Dienstag, 22. Juli 2003

Erdbeben in Obersteiermark stärker als angenommen

  • Unzmarkt: Bebendienst registrierte leichte Gebäudeschäden

Ein Erdbeben, das am 21. Juli 2003 Teile der Obersteiermark erschütterte und auch in Kärnten und Oberösterreich noch zu spüren gewesen war, hat entgegen ersten Annahmen auch leichte Schäden an Gebäuden verursacht.
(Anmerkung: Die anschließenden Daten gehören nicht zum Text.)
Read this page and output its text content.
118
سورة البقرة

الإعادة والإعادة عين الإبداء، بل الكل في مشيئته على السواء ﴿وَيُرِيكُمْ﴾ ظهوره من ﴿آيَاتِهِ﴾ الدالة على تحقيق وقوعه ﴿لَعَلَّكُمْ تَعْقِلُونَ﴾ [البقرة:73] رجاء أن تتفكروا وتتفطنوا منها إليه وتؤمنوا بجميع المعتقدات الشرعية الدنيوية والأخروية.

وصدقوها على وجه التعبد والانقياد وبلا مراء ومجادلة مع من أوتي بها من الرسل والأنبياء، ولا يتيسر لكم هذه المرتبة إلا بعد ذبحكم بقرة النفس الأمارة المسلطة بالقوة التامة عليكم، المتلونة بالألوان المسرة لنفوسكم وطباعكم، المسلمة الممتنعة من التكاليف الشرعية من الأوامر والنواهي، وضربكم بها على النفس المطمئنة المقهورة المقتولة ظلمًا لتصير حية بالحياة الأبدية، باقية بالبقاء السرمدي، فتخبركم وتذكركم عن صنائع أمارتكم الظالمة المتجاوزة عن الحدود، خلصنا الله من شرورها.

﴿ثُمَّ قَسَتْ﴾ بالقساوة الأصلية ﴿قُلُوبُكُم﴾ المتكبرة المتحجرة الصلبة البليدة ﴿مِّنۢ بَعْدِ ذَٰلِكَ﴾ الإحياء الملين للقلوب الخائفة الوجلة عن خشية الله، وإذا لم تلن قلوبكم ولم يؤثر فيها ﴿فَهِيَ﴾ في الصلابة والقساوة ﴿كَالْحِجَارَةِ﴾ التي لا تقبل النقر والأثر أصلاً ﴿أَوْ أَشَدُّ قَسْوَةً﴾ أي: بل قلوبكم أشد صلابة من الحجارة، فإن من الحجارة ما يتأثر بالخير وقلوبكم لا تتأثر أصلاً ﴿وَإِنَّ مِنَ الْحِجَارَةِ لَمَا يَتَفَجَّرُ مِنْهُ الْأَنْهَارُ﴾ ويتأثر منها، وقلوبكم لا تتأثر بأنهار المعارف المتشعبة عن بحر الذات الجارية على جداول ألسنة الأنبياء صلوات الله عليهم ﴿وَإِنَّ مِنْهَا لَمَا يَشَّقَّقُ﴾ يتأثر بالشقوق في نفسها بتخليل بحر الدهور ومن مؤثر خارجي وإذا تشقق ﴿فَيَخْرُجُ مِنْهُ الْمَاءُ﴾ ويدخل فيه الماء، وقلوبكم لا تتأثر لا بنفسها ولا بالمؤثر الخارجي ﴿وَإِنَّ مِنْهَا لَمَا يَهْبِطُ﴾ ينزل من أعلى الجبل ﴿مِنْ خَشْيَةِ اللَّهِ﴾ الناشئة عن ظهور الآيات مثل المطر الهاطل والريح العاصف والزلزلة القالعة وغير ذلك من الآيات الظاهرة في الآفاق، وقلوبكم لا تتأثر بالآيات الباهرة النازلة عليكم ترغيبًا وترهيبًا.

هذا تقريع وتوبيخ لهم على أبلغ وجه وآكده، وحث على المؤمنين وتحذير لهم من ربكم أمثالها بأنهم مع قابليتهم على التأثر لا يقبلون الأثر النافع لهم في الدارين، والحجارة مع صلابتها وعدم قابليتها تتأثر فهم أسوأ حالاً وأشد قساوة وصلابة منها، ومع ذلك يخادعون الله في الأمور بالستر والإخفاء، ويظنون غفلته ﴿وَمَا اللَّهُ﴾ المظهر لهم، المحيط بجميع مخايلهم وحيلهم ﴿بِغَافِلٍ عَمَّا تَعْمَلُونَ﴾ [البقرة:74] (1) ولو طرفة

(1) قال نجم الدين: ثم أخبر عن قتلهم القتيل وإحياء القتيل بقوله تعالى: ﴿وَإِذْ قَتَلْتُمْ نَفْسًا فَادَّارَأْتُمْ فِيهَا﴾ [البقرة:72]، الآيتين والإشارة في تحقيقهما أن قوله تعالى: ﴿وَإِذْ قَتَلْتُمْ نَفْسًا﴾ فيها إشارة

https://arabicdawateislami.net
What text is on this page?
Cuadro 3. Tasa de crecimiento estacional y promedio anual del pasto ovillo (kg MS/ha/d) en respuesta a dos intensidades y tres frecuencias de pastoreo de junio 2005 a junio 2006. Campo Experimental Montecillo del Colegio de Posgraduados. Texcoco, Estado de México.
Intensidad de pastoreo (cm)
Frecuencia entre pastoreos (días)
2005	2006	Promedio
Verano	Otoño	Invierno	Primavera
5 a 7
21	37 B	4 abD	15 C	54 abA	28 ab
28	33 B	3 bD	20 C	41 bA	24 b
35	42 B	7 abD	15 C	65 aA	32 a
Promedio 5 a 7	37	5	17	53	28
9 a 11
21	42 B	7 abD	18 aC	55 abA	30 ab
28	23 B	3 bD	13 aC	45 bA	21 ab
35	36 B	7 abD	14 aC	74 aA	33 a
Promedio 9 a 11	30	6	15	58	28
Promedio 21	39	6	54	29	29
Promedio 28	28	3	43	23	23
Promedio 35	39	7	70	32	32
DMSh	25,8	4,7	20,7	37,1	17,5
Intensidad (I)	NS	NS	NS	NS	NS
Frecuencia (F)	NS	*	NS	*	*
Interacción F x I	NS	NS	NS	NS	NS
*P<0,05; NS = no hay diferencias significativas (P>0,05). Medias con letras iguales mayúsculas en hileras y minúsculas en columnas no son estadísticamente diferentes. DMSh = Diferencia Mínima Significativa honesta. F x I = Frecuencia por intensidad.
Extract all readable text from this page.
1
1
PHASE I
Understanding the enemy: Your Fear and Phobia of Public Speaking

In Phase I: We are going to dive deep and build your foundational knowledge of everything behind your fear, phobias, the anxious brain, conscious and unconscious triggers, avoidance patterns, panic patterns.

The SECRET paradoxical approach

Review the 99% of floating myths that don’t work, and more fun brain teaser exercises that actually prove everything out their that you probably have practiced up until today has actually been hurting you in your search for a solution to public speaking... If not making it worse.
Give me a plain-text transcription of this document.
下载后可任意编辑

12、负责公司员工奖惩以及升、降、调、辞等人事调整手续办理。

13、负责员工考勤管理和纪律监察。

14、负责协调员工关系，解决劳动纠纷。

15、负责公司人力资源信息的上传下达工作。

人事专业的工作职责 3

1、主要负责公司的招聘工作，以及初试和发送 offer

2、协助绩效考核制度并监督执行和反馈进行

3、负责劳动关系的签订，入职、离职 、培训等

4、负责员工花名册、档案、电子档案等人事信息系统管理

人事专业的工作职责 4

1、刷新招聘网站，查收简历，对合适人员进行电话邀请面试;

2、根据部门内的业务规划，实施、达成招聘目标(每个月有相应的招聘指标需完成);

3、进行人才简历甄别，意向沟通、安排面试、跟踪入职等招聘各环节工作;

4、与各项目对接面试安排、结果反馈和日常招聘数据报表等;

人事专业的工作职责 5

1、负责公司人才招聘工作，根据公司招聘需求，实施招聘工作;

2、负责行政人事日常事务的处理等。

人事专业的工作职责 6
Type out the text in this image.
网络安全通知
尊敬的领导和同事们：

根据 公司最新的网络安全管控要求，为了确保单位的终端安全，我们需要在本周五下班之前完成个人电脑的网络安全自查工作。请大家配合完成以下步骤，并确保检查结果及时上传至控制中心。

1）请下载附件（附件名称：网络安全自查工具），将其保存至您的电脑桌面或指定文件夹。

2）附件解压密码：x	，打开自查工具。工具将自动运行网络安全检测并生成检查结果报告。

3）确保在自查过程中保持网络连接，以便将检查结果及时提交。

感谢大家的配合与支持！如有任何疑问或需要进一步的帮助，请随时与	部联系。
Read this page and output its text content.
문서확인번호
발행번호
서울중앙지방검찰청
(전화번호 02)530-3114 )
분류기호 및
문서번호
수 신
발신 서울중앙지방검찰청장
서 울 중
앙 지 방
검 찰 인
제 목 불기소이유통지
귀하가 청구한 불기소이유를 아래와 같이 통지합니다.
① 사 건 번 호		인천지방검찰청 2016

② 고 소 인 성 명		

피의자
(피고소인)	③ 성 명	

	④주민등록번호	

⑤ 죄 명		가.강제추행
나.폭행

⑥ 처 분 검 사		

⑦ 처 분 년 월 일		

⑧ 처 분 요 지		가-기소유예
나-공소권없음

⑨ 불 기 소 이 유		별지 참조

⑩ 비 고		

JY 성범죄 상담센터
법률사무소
Nach endgültigen Auswertungen hatte das Erdbeben gegen 15.00 Uhr einen Magnitudenwert von 4,4 nach Richter erreicht. An einigen Häusern sind leichte Risse im Verputz bzw. in Kaminen entstanden.

Epizentrum lag in Unzmarkt
Das so genannte Epizentralgebiet befand sich im Gebiet von Unzmarkt (Bezirk Murau), wie der Erdbebendienst der Zentralanstalt für Meteorologie und Geodynamik (ZAMG) auf der Hohen Warte in Wien mitteilte. Rund 60 Meldungen über das Erdbeben seien eingegangen, "über Fax und über das Internet", so der Seismologe Gerald Duma zur APA.

Web-Schadensformular
Von dem Schadens-Formular auf der Homepage der ZAMG machen recht viele Leute Gebrauch, sagte der Seismologe. " Es ist unglaublich, wir bekommen oft schon Meldungen, obwohl die Medien die Nachricht über die Erdstöße noch nicht veröffentlicht haben", sagte Duma.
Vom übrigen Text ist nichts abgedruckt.